There are hundreds of these things involved in opening up channels into and out of the cell. Some of the famous ones move ions (calcium, potassium and the like), which makes sense. Those are small and electrically charged, so they're not going to just wander across the membrane on their own, and the cellular machinery depends on keeping such membrane potentials tightly controlled. Then there are transporters for large proteins, which are too huge to diffuse by themselves, and for essential classes of small molecules like fatty acids.
No one's sure how many of these things exist. Just in the last few years, there's been a whole new class discovered, the aquaporins, which (as the name implies) move water itself across the cell membrane. You wouldn't think that you'd need an active transport system for that (at least a lot of people didn't think so) but the things turn out to be ubiquitous. If there's a transporter for water, there can be one for anything.
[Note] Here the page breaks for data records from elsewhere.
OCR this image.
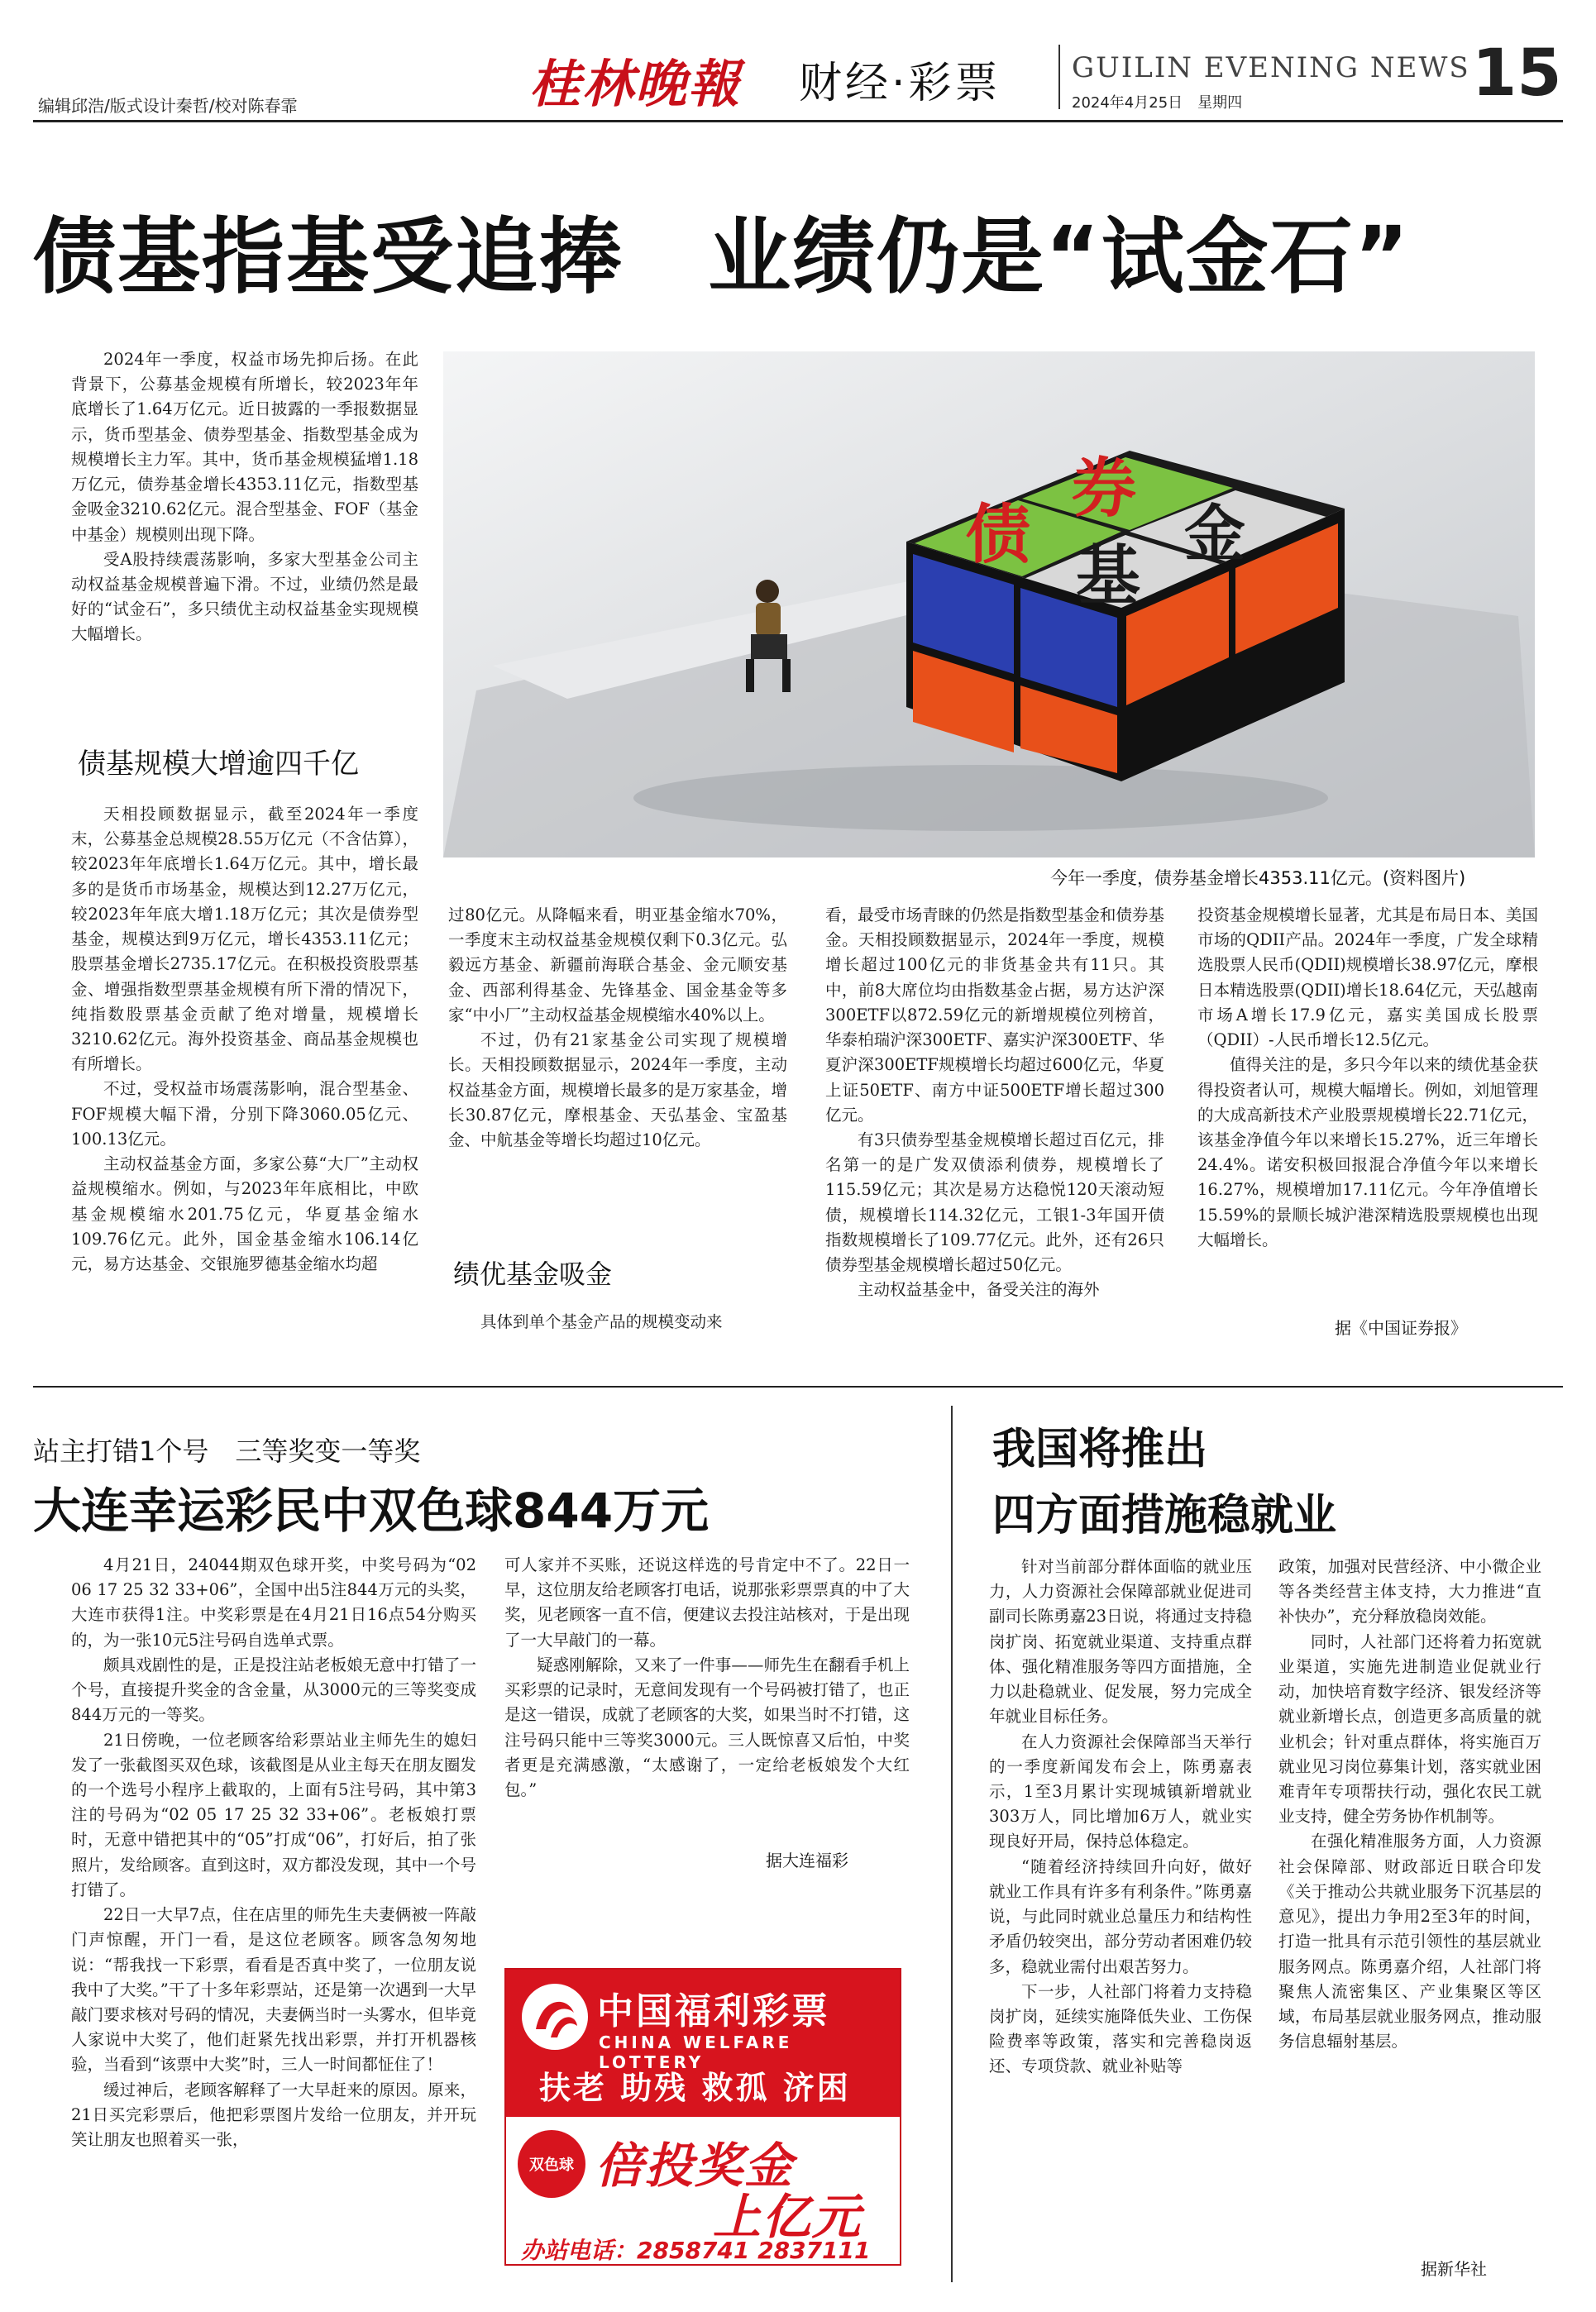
编辑邱浩/版式设计秦哲/校对陈春霏	桂林晚報 财经·彩票	GUILIN EVENING NEWS
2024年4月25日　星期四	15
债基指基受追捧　业绩仍是“试金石”

2024年一季度，权益市场先抑后扬。在此背景下，公募基金规模有所增长，较2023年年底增长了1.64万亿元。近日披露的一季报数据显示，货币型基金、债券型基金、指数型基金成为规模增长主力军。其中，货币基金规模猛增1.18万亿元，债券基金增长4353.11亿元，指数型基金吸金3210.62亿元。混合型基金、FOF（基金中基金）规模则出现下降。

受A股持续震荡影响，多家大型基金公司主动权益基金规模普遍下滑。不过，业绩仍然是最好的“试金石”，多只绩优主动权益基金实现规模大幅增长。

债基规模大增逾四千亿

天相投顾数据显示，截至2024年一季度末，公募基金总规模28.55万亿元（不含估算），较2023年年底增长1.64万亿元。其中，增长最多的是货币市场基金，规模达到12.27万亿元，较2023年年底大增1.18万亿元；其次是债券型基金，规模达到9万亿元，增长4353.11亿元；股票基金增长2735.17亿元。在积极投资股票基金、增强指数型票基金规模有所下滑的情况下，纯指数股票基金贡献了绝对增量，规模增长3210.62亿元。海外投资基金、商品基金规模也有所增长。

不过，受权益市场震荡影响，混合型基金、FOF规模大幅下滑，分别下降3060.05亿元、100.13亿元。

主动权益基金方面，多家公募“大厂”主动权益规模缩水。例如，与2023年年底相比，中欧基金规模缩水201.75亿元，华夏基金缩水109.76亿元。此外，国金基金缩水106.14亿元，易方达基金、交银施罗德基金缩水均超

债
券
基
金
今年一季度，债券基金增长4353.11亿元。(资料图片)

过80亿元。从降幅来看，明亚基金缩水70%，一季度末主动权益基金规模仅剩下0.3亿元。弘毅远方基金、新疆前海联合基金、金元顺安基金、西部利得基金、先锋基金、国金基金等多家“中小厂”主动权益基金规模缩水40%以上。

不过，仍有21家基金公司实现了规模增长。天相投顾数据显示，2024年一季度，主动权益基金方面，规模增长最多的是万家基金，增长30.87亿元，摩根基金、天弘基金、宝盈基金、中航基金等增长均超过10亿元。

绩优基金吸金

具体到单个基金产品的规模变动来

看，最受市场青睐的仍然是指数型基金和债券基金。天相投顾数据显示，2024年一季度，规模增长超过100亿元的非货基金共有11只。其中，前8大席位均由指数基金占据，易方达沪深300ETF以872.59亿元的新增规模位列榜首，华泰柏瑞沪深300ETF、嘉实沪深300ETF、华夏沪深300ETF规模增长均超过600亿元，华夏上证50ETF、南方中证500ETF增长超过300亿元。

有3只债券型基金规模增长超过百亿元，排名第一的是广发双债添利债券，规模增长了115.59亿元；其次是易方达稳悦120天滚动短债，规模增长114.32亿元，工银1-3年国开债指数规模增长了109.77亿元。此外，还有26只债券型基金规模增长超过50亿元。

主动权益基金中，备受关注的海外

投资基金规模增长显著，尤其是布局日本、美国市场的QDII产品。2024年一季度，广发全球精选股票人民币(QDII)规模增长38.97亿元，摩根日本精选股票(QDII)增长18.64亿元，天弘越南市场A增长17.9亿元，嘉实美国成长股票（QDII）-人民币增长12.5亿元。

值得关注的是，多只今年以来的绩优基金获得投资者认可，规模大幅增长。例如，刘旭管理的大成高新技术产业股票规模增长22.71亿元，该基金净值今年以来增长15.27%，近三年增长24.4%。诺安积极回报混合净值今年以来增长16.27%，规模增加17.11亿元。今年净值增长15.59%的景顺长城沪港深精选股票规模也出现大幅增长。

据《中国证券报》
站主打错1个号　三等奖变一等奖
大连幸运彩民中双色球844万元

4月21日，24044期双色球开奖，中奖号码为“02 06 17 25 32 33+06”，全国中出5注844万元的头奖，大连市获得1注。中奖彩票是在4月21日16点54分购买的，为一张10元5注号码自选单式票。

颇具戏剧性的是，正是投注站老板娘无意中打错了一个号，直接提升奖金的含金量，从3000元的三等奖变成844万元的一等奖。

21日傍晚，一位老顾客给彩票站业主师先生的媳妇发了一张截图买双色球，该截图是从业主每天在朋友圈发的一个选号小程序上截取的，上面有5注号码，其中第3注的号码为“02 05 17 25 32 33+06”。老板娘打票时，无意中错把其中的“05”打成“06”，打好后，拍了张照片，发给顾客。直到这时，双方都没发现，其中一个号打错了。

22日一大早7点，住在店里的师先生夫妻俩被一阵敲门声惊醒，开门一看，是这位老顾客。顾客急匆匆地说：“帮我找一下彩票，看看是否真中奖了，一位朋友说我中了大奖。”干了十多年彩票站，还是第一次遇到一大早敲门要求核对号码的情况，夫妻俩当时一头雾水，但毕竟人家说中大奖了，他们赶紧先找出彩票，并打开机器核验，当看到“该票中大奖”时，三人一时间都怔住了！

缓过神后，老顾客解释了一大早赶来的原因。原来，21日买完彩票后，他把彩票图片发给一位朋友，并开玩笑让朋友也照着买一张，

可人家并不买账，还说这样选的号肯定中不了。22日一早，这位朋友给老顾客打电话，说那张彩票票真的中了大奖，见老顾客一直不信，便建议去投注站核对，于是出现了一大早敲门的一幕。

疑惑刚解除，又来了一件事——师先生在翻看手机上买彩票的记录时，无意间发现有一个号码被打错了，也正是这一错误，成就了老顾客的大奖，如果当时不打错，这注号码只能中三等奖3000元。三人既惊喜又后怕，中奖者更是充满感激，“太感谢了，一定给老板娘发个大红包。”

据大连福彩
中国福利彩票
CHINA WELFARE LOTTERY
扶老 助残 救孤 济困
双色球 倍投奖金
上亿元
办站电话：2858741 2837111
我国将推出
四方面措施稳就业

针对当前部分群体面临的就业压力，人力资源社会保障部就业促进司副司长陈勇嘉23日说，将通过支持稳岗扩岗、拓宽就业渠道、支持重点群体、强化精准服务等四方面措施，全力以赴稳就业、促发展，努力完成全年就业目标任务。

在人力资源社会保障部当天举行的一季度新闻发布会上，陈勇嘉表示，1至3月累计实现城镇新增就业303万人，同比增加6万人，就业实现良好开局，保持总体稳定。

“随着经济持续回升向好，做好就业工作具有许多有利条件。”陈勇嘉说，与此同时就业总量压力和结构性矛盾仍较突出，部分劳动者困难仍较多，稳就业需付出艰苦努力。

下一步，人社部门将着力支持稳岗扩岗，延续实施降低失业、工伤保险费率等政策，落实和完善稳岗返还、专项贷款、就业补贴等

政策，加强对民营经济、中小微企业等各类经营主体支持，大力推进“直补快办”，充分释放稳岗效能。

同时，人社部门还将着力拓宽就业渠道，实施先进制造业促就业行动，加快培育数字经济、银发经济等就业新增长点，创造更多高质量的就业机会；针对重点群体，将实施百万就业见习岗位募集计划，落实就业困难青年专项帮扶行动，强化农民工就业支持，健全劳务协作机制等。

在强化精准服务方面，人力资源社会保障部、财政部近日联合印发《关于推动公共就业服务下沉基层的意见》，提出力争用2至3年的时间，打造一批具有示范引领性的基层就业服务网点。陈勇嘉介绍，人社部门将聚焦人流密集区、产业集聚区等区域，布局基层就业服务网点，推动服务信息辐射基层。

据新华社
The efflux pumps I spoke of the other day in antibiotic resistance are active transport proteins, too, naturally. Those complicate things by taking compounds that diffuse perfectly nicely into cells and making them look like they're bouncing off a layer of armor plate instead. You'll also get that effect when your standard project compounds ride in on some transport system, then you make some small structural change which causes your drug to lose its train ticket.
It's a lot of work to figure out what's going on, and often you can't get a handle on it, anyway. Many of these transport systems don't have specific inhibitors, so it's not like you can switch them off one by one to see which one is the problem. If you have a good way to monitor your compound on a cellular level (like a fluorescent probe), you can actually see the things going in and being pumped back out sometimes, or you can see if the transport system can be saturated as you load up on drug. But there's no way you can do this for hundreds of drug candidates on every project.
So, it's just one of those things. I'm on a project right now that has the same thing going on. We make tiny changes to our molecules, and the cell activity suddenly gets a hundred times better, or a thousand times worse. But are these trends going to translate to the cells inside a real animal? And if they do, will they be relevant to the active transport systems in humans? Bite your tongue.